Planners have recommended a revised application to build four wind turbines in north Dorset be approved.
In 2009, councillors rejected an application from Ecotricity to build six 394ft (120m) turbines in Silton.
Their ruling went against their own planning officer's recommendation to approve the turbines, which campaigners said would be noisy and too near homes.
Ecotricity said it was pleased with the new recommendation. Save Our Silton action group said it was disappointed.
James Lytton-Trevors, the North Dorset District Council planning officer responsible for the report, told BBC News: "The recommendation is to grant planning permission subject to conditions.
"There is some visual impact on the landscape but the benefits of renewable energy outweigh the impacts that have been identified."
Mike Cheshire, spokesperson for Ecotricity, said: "We're obviously pleased that, for the second time, North Dorset District Council has evaluated our application against the UK's strict planning regulations and officially recommends that it is approved.
"We've listened very carefully to local concerns, and adapted the proposal to four windmills from six as a result."
Save our Silton (SOS) has argued that the new application "does not address the impact on the landscape, the proximity to houses and the noise".

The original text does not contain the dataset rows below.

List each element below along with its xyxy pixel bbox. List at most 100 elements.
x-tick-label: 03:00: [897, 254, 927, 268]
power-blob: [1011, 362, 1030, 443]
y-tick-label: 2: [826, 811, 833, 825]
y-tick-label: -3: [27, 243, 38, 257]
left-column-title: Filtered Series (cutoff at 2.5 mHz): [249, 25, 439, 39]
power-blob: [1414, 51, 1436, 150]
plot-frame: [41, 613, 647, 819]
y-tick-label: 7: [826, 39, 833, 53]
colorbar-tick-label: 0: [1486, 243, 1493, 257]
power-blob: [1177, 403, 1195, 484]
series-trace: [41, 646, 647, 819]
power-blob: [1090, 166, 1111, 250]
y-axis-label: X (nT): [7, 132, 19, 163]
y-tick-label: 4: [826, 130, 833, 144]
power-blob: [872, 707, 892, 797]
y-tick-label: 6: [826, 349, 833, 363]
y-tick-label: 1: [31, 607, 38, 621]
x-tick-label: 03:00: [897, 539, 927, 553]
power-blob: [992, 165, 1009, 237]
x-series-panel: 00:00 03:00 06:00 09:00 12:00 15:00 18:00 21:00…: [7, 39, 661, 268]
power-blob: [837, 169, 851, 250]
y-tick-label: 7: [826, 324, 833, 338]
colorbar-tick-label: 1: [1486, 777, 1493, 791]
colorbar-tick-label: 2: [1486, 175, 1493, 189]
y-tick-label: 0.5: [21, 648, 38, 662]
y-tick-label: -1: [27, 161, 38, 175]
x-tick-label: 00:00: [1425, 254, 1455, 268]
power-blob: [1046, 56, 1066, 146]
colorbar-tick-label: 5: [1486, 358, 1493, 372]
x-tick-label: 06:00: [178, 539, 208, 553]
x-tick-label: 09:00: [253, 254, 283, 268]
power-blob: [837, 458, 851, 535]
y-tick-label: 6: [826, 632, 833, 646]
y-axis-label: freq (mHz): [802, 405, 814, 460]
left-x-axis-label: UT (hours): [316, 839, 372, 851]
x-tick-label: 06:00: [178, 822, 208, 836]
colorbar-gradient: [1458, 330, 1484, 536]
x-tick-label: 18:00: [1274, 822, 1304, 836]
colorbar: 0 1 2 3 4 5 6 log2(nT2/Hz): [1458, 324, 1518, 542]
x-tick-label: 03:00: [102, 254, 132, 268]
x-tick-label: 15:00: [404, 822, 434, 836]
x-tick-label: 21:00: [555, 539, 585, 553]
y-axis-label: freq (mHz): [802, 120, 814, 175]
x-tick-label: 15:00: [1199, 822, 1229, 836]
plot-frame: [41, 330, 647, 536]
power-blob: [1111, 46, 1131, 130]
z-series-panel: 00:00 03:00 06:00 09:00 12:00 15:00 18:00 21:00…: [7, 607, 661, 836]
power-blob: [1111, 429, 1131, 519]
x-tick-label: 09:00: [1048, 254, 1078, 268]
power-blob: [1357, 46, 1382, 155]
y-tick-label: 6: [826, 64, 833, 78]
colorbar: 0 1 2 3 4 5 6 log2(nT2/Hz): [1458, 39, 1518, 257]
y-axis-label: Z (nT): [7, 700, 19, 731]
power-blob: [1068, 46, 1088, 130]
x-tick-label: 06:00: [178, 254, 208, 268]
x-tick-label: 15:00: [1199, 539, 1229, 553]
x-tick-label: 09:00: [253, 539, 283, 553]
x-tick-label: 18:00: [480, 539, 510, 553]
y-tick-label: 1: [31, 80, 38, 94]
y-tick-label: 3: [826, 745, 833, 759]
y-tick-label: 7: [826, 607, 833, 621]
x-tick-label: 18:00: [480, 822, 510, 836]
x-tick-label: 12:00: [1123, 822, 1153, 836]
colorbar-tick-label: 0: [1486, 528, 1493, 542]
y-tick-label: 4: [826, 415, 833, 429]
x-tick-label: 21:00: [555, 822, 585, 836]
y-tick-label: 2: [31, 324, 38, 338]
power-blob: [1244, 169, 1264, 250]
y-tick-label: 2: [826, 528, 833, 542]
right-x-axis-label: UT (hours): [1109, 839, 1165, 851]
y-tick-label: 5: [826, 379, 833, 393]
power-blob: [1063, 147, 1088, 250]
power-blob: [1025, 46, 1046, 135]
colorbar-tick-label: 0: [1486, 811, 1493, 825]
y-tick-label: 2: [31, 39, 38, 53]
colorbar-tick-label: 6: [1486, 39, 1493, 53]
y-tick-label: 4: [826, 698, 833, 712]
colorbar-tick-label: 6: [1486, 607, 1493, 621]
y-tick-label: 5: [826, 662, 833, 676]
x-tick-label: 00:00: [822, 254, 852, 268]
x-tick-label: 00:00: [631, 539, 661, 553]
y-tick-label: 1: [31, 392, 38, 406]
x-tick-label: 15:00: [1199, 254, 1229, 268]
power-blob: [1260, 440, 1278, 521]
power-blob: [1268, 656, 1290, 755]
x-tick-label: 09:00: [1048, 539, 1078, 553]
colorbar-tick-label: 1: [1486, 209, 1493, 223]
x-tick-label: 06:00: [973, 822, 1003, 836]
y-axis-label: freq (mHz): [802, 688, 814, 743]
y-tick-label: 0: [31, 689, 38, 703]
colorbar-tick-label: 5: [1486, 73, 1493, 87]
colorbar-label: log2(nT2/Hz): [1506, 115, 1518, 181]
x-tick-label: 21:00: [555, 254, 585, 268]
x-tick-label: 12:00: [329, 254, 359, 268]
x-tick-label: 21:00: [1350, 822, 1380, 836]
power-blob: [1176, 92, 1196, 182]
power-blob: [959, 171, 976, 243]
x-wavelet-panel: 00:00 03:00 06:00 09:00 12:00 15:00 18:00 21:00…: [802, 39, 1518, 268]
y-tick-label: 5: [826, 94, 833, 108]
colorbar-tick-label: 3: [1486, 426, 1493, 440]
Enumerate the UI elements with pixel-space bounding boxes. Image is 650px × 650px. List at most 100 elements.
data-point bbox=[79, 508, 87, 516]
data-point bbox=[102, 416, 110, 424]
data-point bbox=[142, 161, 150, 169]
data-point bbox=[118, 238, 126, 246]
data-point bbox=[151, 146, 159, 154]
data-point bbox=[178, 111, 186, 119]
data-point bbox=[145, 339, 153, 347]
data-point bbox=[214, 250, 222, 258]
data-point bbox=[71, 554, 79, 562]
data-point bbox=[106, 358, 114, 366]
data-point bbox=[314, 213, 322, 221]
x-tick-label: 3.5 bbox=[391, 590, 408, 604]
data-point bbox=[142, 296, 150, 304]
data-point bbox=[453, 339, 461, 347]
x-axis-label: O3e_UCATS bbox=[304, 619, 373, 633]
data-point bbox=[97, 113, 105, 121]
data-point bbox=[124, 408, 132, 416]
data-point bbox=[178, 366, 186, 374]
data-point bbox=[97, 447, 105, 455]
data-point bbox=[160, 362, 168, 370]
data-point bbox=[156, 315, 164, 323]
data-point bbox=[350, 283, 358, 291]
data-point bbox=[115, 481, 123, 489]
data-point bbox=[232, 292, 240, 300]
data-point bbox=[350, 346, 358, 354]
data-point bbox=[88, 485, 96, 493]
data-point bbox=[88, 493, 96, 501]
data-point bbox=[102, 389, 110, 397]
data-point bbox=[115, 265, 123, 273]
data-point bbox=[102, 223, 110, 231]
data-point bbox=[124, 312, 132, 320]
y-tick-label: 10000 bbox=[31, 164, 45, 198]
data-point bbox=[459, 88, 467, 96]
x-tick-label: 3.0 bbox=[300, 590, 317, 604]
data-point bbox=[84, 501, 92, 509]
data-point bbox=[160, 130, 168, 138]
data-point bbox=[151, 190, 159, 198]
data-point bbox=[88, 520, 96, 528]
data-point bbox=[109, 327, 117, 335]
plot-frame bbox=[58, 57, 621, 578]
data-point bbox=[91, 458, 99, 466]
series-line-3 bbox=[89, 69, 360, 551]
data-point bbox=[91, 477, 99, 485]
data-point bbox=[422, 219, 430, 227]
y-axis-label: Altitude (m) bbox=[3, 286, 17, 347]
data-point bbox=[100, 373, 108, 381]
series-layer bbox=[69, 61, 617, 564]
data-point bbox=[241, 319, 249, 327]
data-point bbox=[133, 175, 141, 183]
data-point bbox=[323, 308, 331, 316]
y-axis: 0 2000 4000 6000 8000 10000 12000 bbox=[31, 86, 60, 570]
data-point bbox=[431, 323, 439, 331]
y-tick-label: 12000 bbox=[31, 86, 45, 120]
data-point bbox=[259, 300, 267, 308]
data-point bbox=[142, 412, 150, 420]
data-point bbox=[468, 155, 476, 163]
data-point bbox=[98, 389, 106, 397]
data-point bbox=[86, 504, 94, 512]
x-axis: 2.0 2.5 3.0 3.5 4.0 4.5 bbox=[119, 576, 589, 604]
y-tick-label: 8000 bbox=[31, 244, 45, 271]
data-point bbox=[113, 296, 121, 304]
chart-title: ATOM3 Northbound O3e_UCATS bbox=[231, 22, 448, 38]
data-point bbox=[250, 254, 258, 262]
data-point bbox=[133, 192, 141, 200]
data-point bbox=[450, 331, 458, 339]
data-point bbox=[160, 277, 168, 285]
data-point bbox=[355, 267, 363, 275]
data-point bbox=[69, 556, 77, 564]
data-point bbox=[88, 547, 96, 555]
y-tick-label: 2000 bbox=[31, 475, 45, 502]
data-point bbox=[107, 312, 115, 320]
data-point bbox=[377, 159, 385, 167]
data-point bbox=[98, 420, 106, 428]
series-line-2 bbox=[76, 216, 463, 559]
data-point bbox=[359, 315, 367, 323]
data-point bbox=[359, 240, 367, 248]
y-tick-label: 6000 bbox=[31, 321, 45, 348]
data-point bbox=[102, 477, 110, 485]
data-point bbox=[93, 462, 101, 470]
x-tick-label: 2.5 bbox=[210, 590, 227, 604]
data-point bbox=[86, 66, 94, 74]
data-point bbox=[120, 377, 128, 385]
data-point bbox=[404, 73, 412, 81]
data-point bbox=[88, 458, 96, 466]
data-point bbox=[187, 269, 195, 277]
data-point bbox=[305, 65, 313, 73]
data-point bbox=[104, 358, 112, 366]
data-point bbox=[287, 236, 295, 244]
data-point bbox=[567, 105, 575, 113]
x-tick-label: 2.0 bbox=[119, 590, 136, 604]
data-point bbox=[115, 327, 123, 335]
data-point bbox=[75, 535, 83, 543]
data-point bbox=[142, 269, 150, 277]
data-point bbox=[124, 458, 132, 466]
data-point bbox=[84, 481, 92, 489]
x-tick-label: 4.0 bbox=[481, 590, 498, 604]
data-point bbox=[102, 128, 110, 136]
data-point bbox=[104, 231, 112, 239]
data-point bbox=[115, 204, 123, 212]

It said it would present its case against the application at a public meeting of the local authority's development control committee, at the Riversmeet Community Centre in Gillingham on 1 March.
Chris Langham, chairman of SOS, told BBC News: "We are disappointed but we are not surprised.
"The visual impact [on the landscape] will be enormous.
"We support renewable energy but this windfarm would generate well below the national average, our experts say."
Ecotricity says the nearest turbine will be more than 1km (1,100 yards) away from Silton village.